Благодаря умелому партийному руководству, на нашей шахте исправление ошибок, подмеченных тов. Кагановичем, всегда поднималось на должную принципиальную высоту. Недостатки вскрывались и изживались: мелкие — моментально, крупные-в результате длительной работы.

При мне Лазарь Моисеевич был три раза. Всякий раз он отмечал очередной этап, пройденный в нашей работе. Целую бурю энтузиазма вызвало предпоследнее посещение Лазаря Моисеевича. Тут мы начали по-настоящему бороться за улучшение качества работы на нашей станции, потому что самым строгим критиком качества на метро является Лазарь Моисеевич, и никакая комиссия по качеству с ним не сравнится.

На 29-й шахте, где я вначале работал, я встретился впервые с водоносными песками. Благодаря тому, что на этой шахте был принят бельгийский способ работ, плывуны здесь грозили чрезвычайными неприятностями для сводов. Был момент, когда довольно авторитетные люди угверждали, что 29-я шахта при возведении стен своих сводов не удержит.

Разработка забоя

Нужно сказать, что со мной редко случалось, чтобы мне что-нибудь не удавалось. В силу ли моей молодости или привычка у меня, что ли, была такая, но я всегда верил в то, что я смогу сделать все, что захочу. И здесь, когда передо мной поставили вопрос, смогу ли я подвести стены под своды, не вызвав катастрофы, я был вполне уверен, что это мне удастся. Коллектив, который тогда работал на 29-й шахте, гарантировал мне, чго эта работа пойдет хорошо.

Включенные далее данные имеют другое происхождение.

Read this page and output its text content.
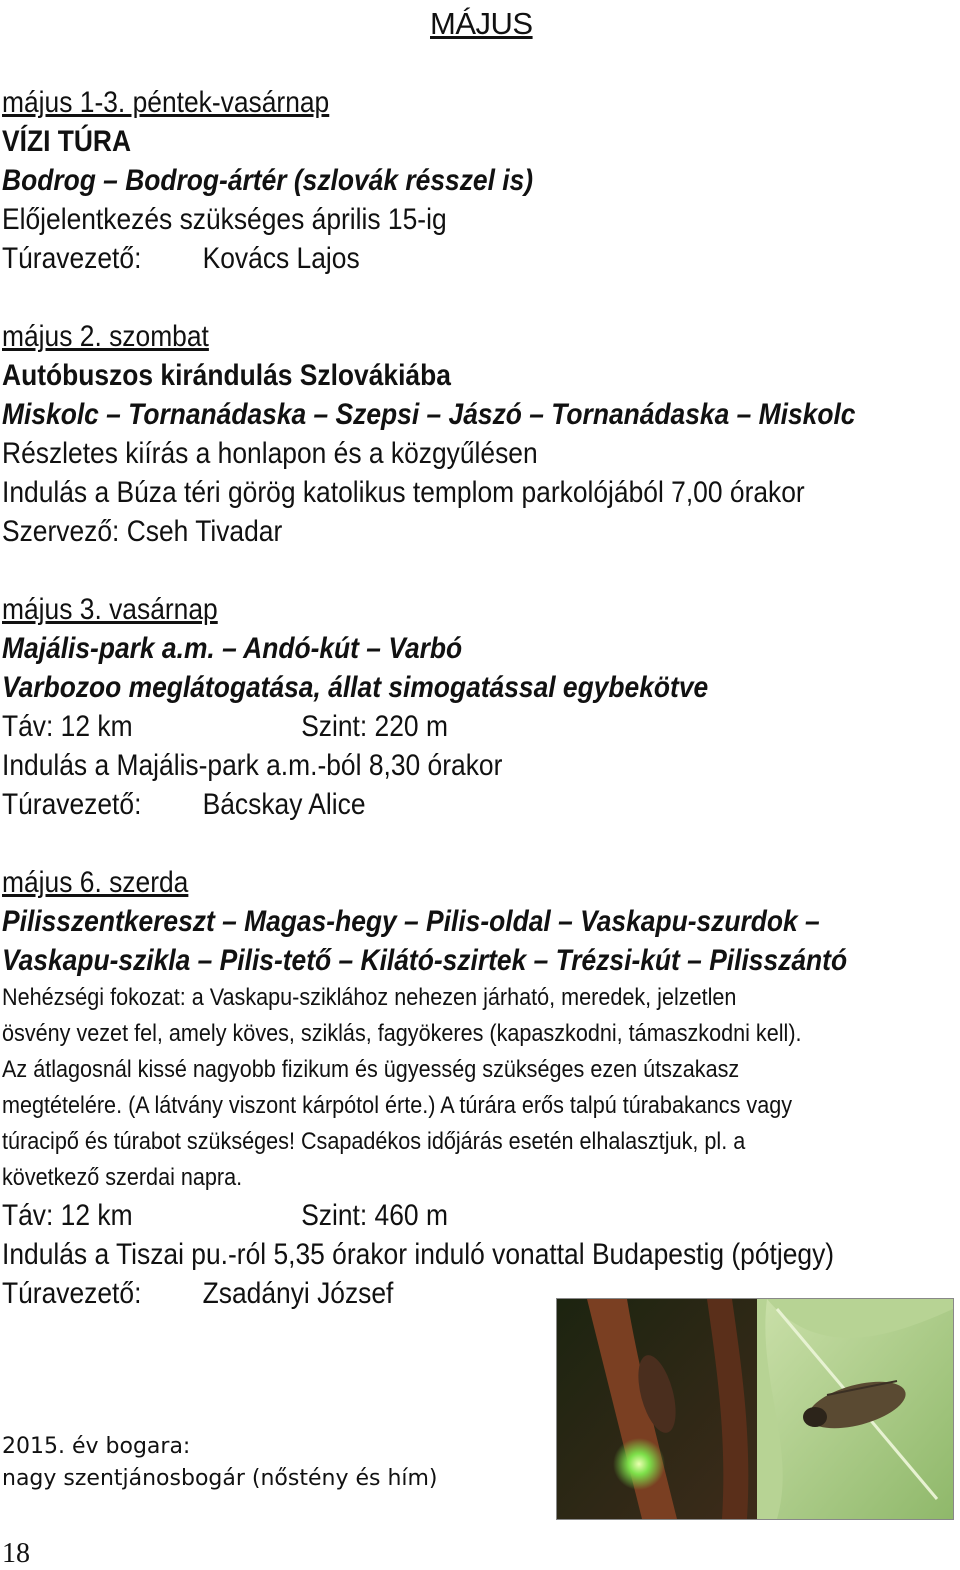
MÁJUS
május 1-3. péntek-vasárnap
VÍZI TÚRA
Bodrog – Bodrog-ártér (szlovák résszel is)
Előjelentkezés szükséges április 15-ig
Túravezető: Kovács Lajos
május 2. szombat
Autóbuszos kirándulás Szlovákiába
Miskolc – Tornanádaska – Szepsi – Jászó – Tornanádaska – Miskolc
Részletes kiírás a honlapon és a közgyűlésen
Indulás a Búza téri görög katolikus templom parkolójából 7,00 órakor
Szervező: Cseh Tivadar
május 3. vasárnap
Majális-park a.m. – Andó-kút – Varbó
Varbozoo meglátogatása, állat simogatással egybekötve
Táv: 12 km	Szint: 220 m
Indulás a Majális-park a.m.-ból 8,30 órakor
Túravezető: Bácskay Alice
május 6. szerda
Pilisszentkereszt – Magas-hegy – Pilis-oldal – Vaskapu-szurdok –
Vaskapu-szikla – Pilis-tető – Kilátó-szirtek – Trézsi-kút – Pilisszántó
Nehézségi fokozat: a Vaskapu-sziklához nehezen járható, meredek, jelzetlen
ösvény vezet fel, amely köves, sziklás, fagyökeres (kapaszkodni, támaszkodni kell).
Az átlagosnál kissé nagyobb fizikum és ügyesség szükséges ezen útszakasz
megtételére. (A látvány viszont kárpótol érte.) A túrára erős talpú túrabakancs vagy
túracipő és túrabot szükséges! Csapadékos időjárás esetén elhalasztjuk, pl. a
következő szerdai napra.
Táv: 12 km	Szint: 460 m
Indulás a Tiszai pu.-ról 5,35 órakor induló vonattal Budapestig (pótjegy)
Túravezető: Zsadányi József
2015. év bogara:
nagy szentjánosbogár (nőstény és hím)
18
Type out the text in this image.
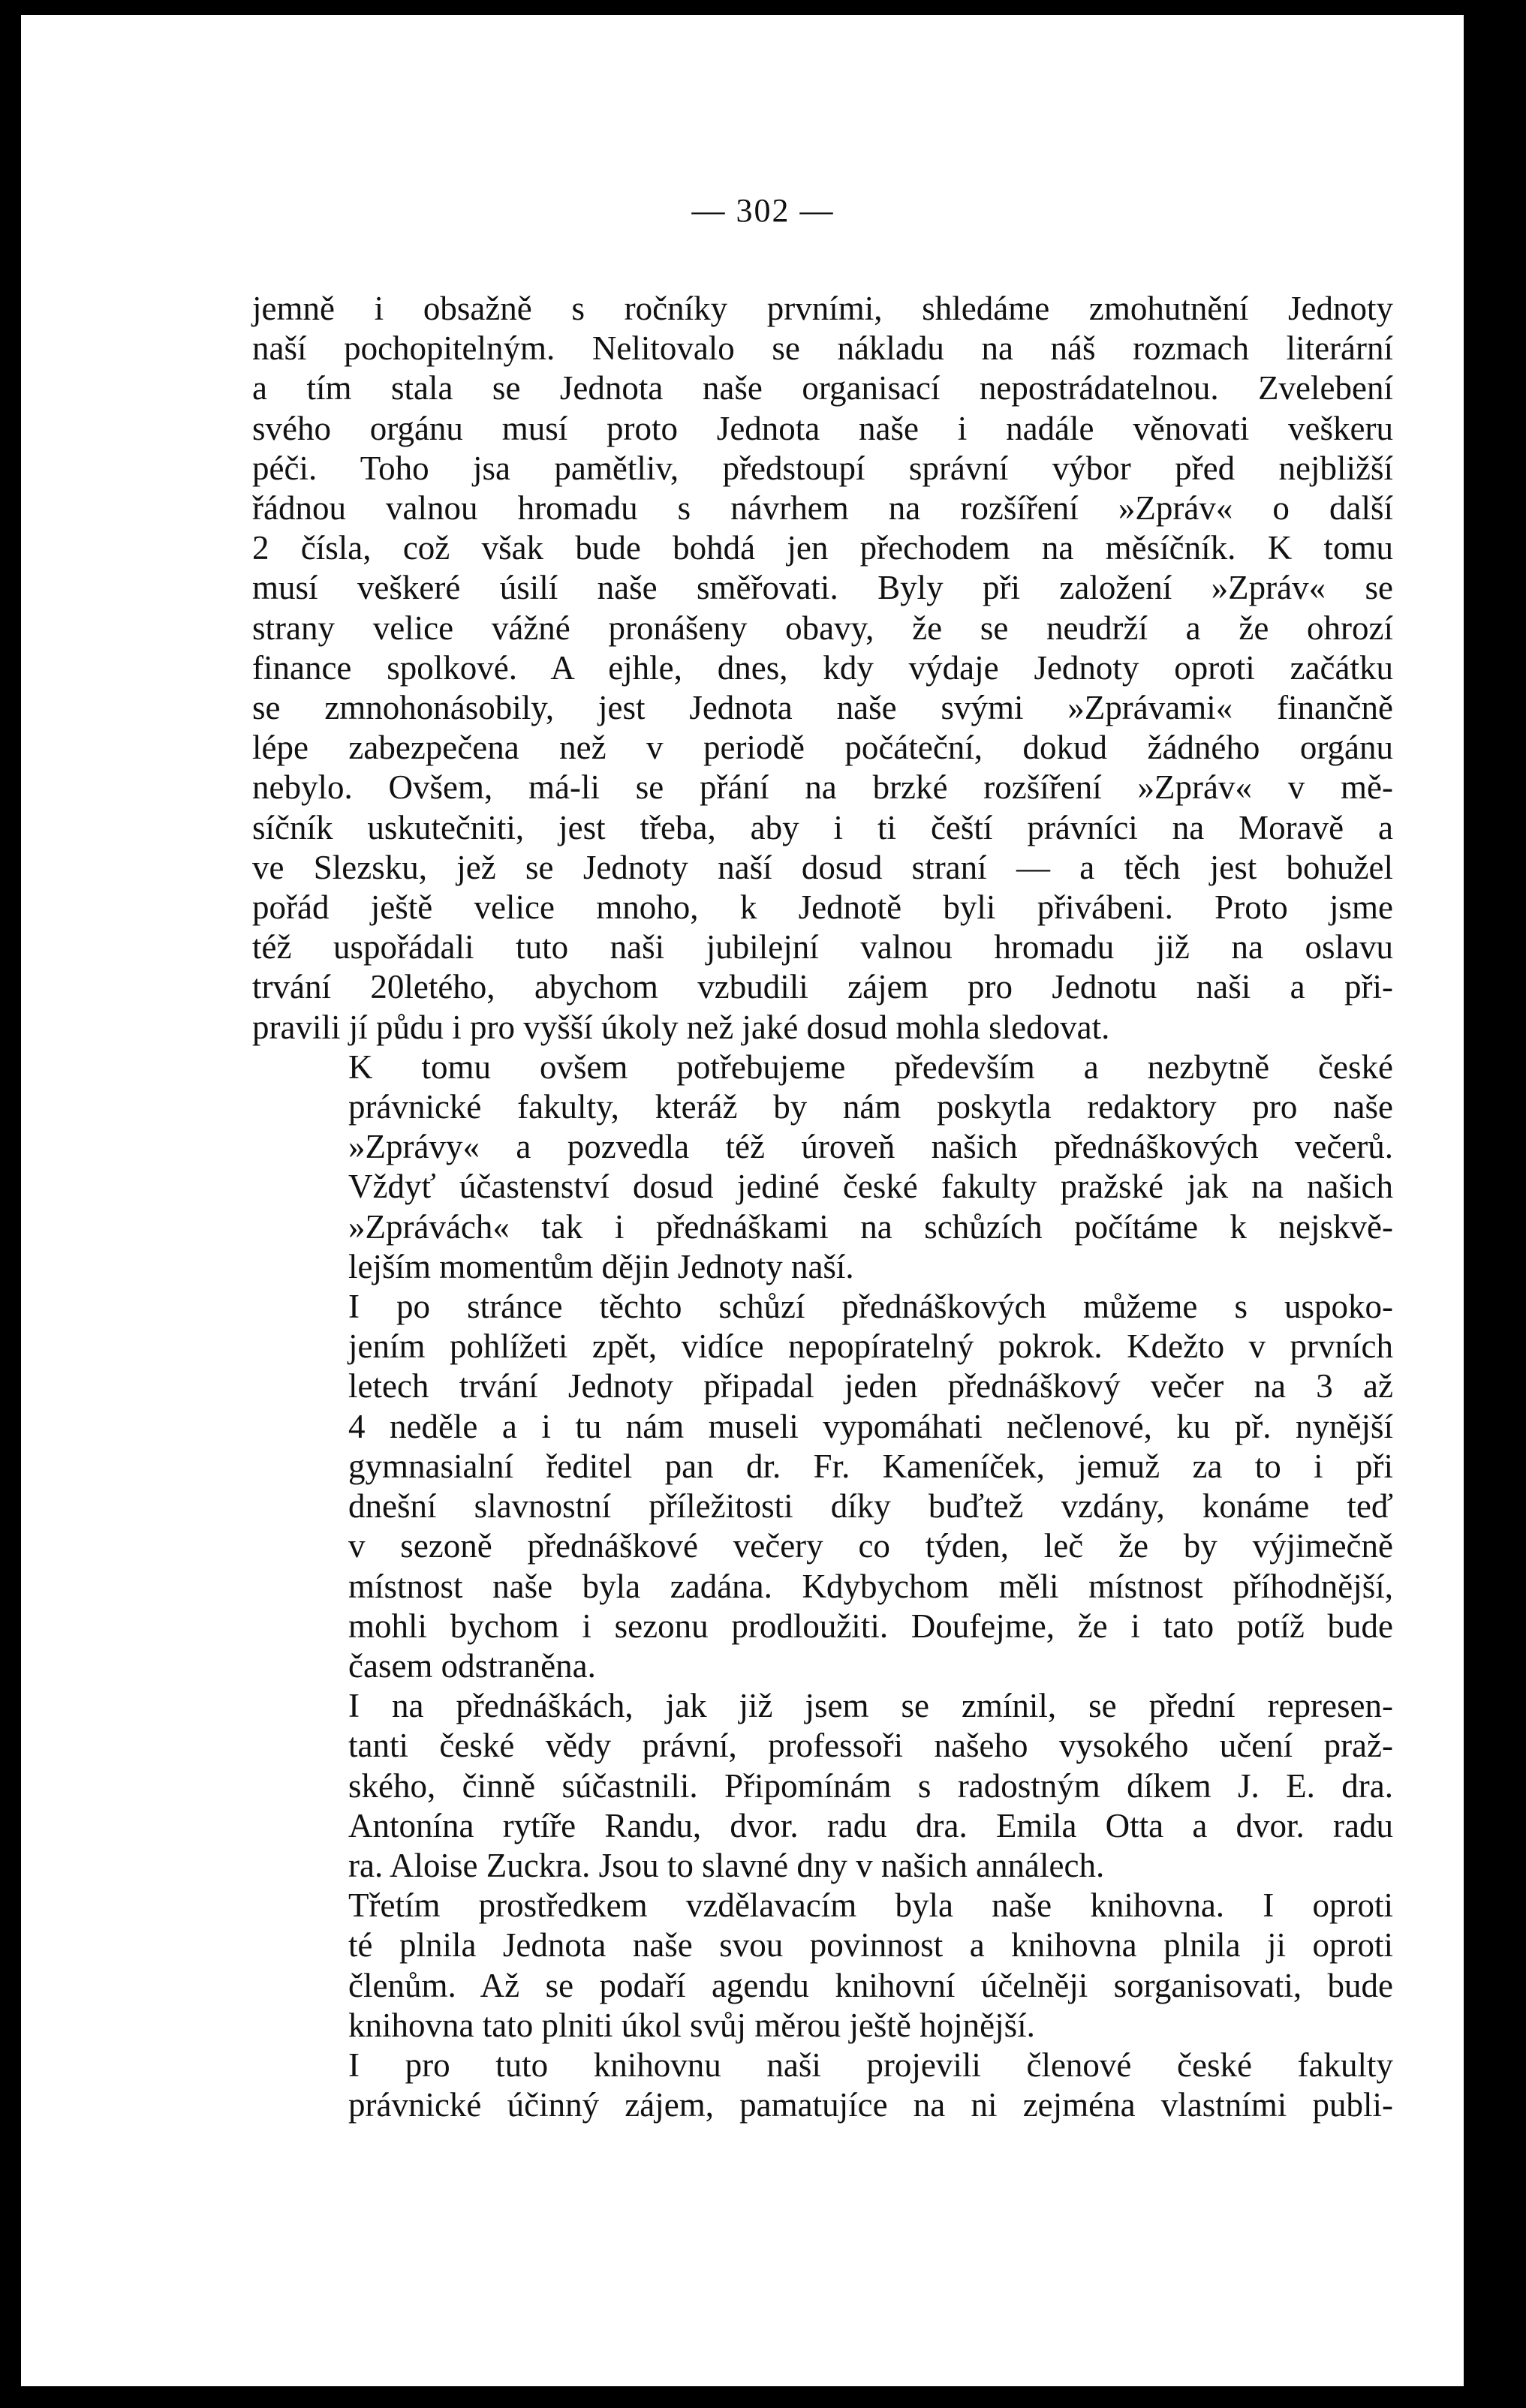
— 302 —

jemně i obsažně s ročníky prvními, shledáme zmohutnění Jednoty
naší pochopitelným. Nelitovalo se nákladu na náš rozmach literární
a tím stala se Jednota naše organisací nepostrádatelnou. Zvelebení
svého orgánu musí proto Jednota naše i nadále věnovati veškeru
péči. Toho jsa pamětliv, předstoupí správní výbor před nejbližší
řádnou valnou hromadu s návrhem na rozšíření »Zpráv« o další
2 čísla, což však bude bohdá jen přechodem na měsíčník. K tomu
musí veškeré úsilí naše směřovati. Byly při založení »Zpráv« se
strany velice vážné pronášeny obavy, že se neudrží a že ohrozí
finance spolkové. A ejhle, dnes, kdy výdaje Jednoty oproti začátku
se zmnohonásobily, jest Jednota naše svými »Zprávami« finančně
lépe zabezpečena než v periodě počáteční, dokud žádného orgánu
nebylo. Ovšem, má-li se přání na brzké rozšíření »Zpráv« v mě-
síčník uskutečniti, jest třeba, aby i ti čeští právníci na Moravě a
ve Slezsku, jež se Jednoty naší dosud straní — a těch jest bohužel
pořád ještě velice mnoho, k Jednotě byli přivábeni. Proto jsme
též uspořádali tuto naši jubilejní valnou hromadu již na oslavu
trvání 20letého, abychom vzbudili zájem pro Jednotu naši a při-
pravili jí půdu i pro vyšší úkoly než jaké dosud mohla sledovat.

K tomu ovšem potřebujeme především a nezbytně české
právnické fakulty, kteráž by nám poskytla redaktory pro naše
»Zprávy« a pozvedla též úroveň našich přednáškových večerů.
Vždyť účastenství dosud jediné české fakulty pražské jak na našich
»Zprávách« tak i přednáškami na schůzích počítáme k nejskvě-
lejším momentům dějin Jednoty naší.

I po stránce těchto schůzí přednáškových můžeme s uspoko-
jením pohlížeti zpět, vidíce nepopíratelný pokrok. Kdežto v prvních
letech trvání Jednoty připadal jeden přednáškový večer na 3 až
4 neděle a i tu nám museli vypomáhati nečlenové, ku př. nynější
gymnasialní ředitel pan dr. Fr. Kameníček, jemuž za to i při
dnešní slavnostní příležitosti díky buďtež vzdány, konáme teď
v sezoně přednáškové večery co týden, leč že by výjimečně
místnost naše byla zadána. Kdybychom měli místnost příhodnější,
mohli bychom i sezonu prodloužiti. Doufejme, že i tato potíž bude
časem odstraněna.

I na přednáškách, jak již jsem se zmínil, se přední represen-
tanti české vědy právní, professoři našeho vysokého učení praž-
ského, činně súčastnili. Připomínám s radostným díkem J. E. dra.
Antonína rytíře Randu, dvor. radu dra. Emila Otta a dvor. radu
ra. Aloise Zuckra. Jsou to slavné dny v našich annálech.

Třetím prostředkem vzdělavacím byla naše knihovna. I oproti
té plnila Jednota naše svou povinnost a knihovna plnila ji oproti
členům. Až se podaří agendu knihovní účelněji sorganisovati, bude
knihovna tato plniti úkol svůj měrou ještě hojnější.

I pro tuto knihovnu naši projevili členové české fakulty
právnické účinný zájem, pamatujíce na ni zejména vlastními publi-
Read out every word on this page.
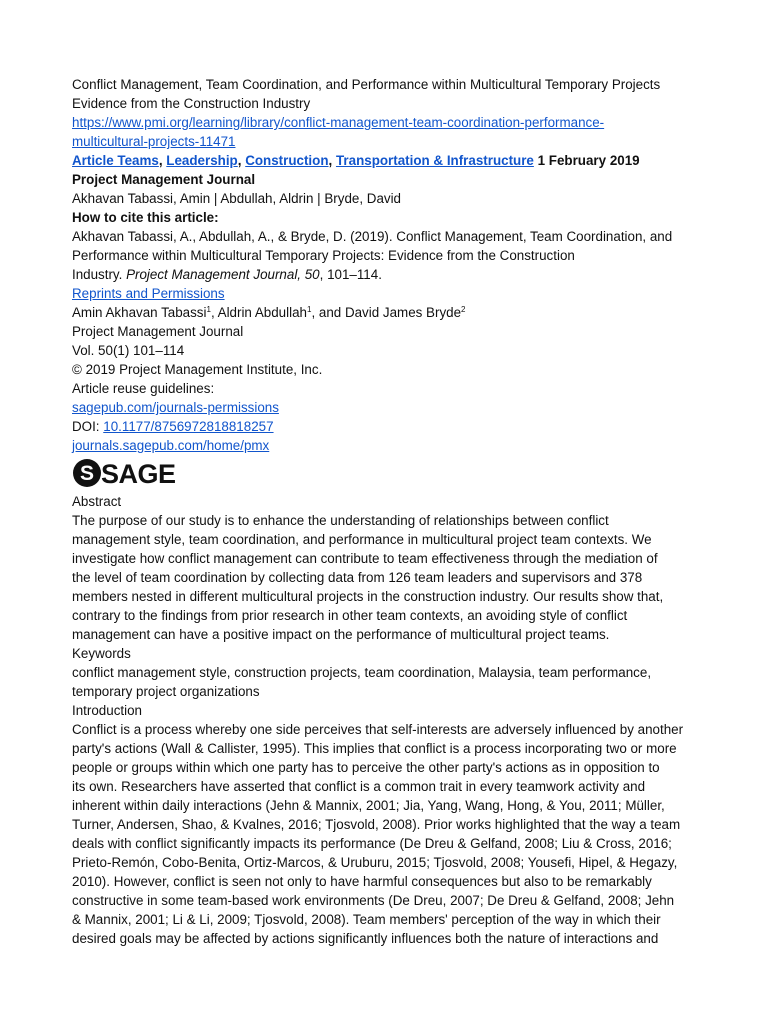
Conflict Management, Team Coordination, and Performance within Multicultural Temporary Projects
Evidence from the Construction Industry
https://www.pmi.org/learning/library/conflict-management-team-coordination-performance-
multicultural-projects-11471
Article Teams, Leadership, Construction, Transportation & Infrastructure 1 February 2019
Project Management Journal
Akhavan Tabassi, Amin | Abdullah, Aldrin | Bryde, David
How to cite this article:
Akhavan Tabassi, A., Abdullah, A., & Bryde, D. (2019). Conflict Management, Team Coordination, and
Performance within Multicultural Temporary Projects: Evidence from the Construction
Industry. Project Management Journal, 50, 101–114.
Reprints and Permissions
Amin Akhavan Tabassi$^1$, Aldrin Abdullah$^1$, and David James Bryde$^2$
Project Management Journal
Vol. 50(1) 101–114
© 2019 Project Management Institute, Inc.
Article reuse guidelines:
sagepub.com/journals-permissions
DOI: 10.1177/8756972818818257
journals.sagepub.com/home/pmx
S SAGE
Abstract
The purpose of our study is to enhance the understanding of relationships between conflict
management style, team coordination, and performance in multicultural project team contexts. We
investigate how conflict management can contribute to team effectiveness through the mediation of
the level of team coordination by collecting data from 126 team leaders and supervisors and 378
members nested in different multicultural projects in the construction industry. Our results show that,
contrary to the findings from prior research in other team contexts, an avoiding style of conflict
management can have a positive impact on the performance of multicultural project teams.
Keywords
conflict management style, construction projects, team coordination, Malaysia, team performance,
temporary project organizations
Introduction
Conflict is a process whereby one side perceives that self-interests are adversely influenced by another
party's actions (Wall & Callister, 1995). This implies that conflict is a process incorporating two or more
people or groups within which one party has to perceive the other party's actions as in opposition to
its own. Researchers have asserted that conflict is a common trait in every teamwork activity and
inherent within daily interactions (Jehn & Mannix, 2001; Jia, Yang, Wang, Hong, & You, 2011; Müller,
Turner, Andersen, Shao, & Kvalnes, 2016; Tjosvold, 2008). Prior works highlighted that the way a team
deals with conflict significantly impacts its performance (De Dreu & Gelfand, 2008; Liu & Cross, 2016;
Prieto-Remón, Cobo-Benita, Ortiz-Marcos, & Uruburu, 2015; Tjosvold, 2008; Yousefi, Hipel, & Hegazy,
2010). However, conflict is seen not only to have harmful consequences but also to be remarkably
constructive in some team-based work environments (De Dreu, 2007; De Dreu & Gelfand, 2008; Jehn
& Mannix, 2001; Li & Li, 2009; Tjosvold, 2008). Team members' perception of the way in which their
desired goals may be affected by actions significantly influences both the nature of interactions and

На специальном совещании на шахте, которое явилось результатом длительной принципиальной дискуссии, мы решили вести работу способом колодцев. Обещанных спускных железных марчеванок нам не прислали, так что мы прошли при помощи досок, которые в сущности целиком не гарантировали нас от выпуска плывуна. Эго потребовало от работников шахты чрезвычайной осторожности и большого нервного напряжения.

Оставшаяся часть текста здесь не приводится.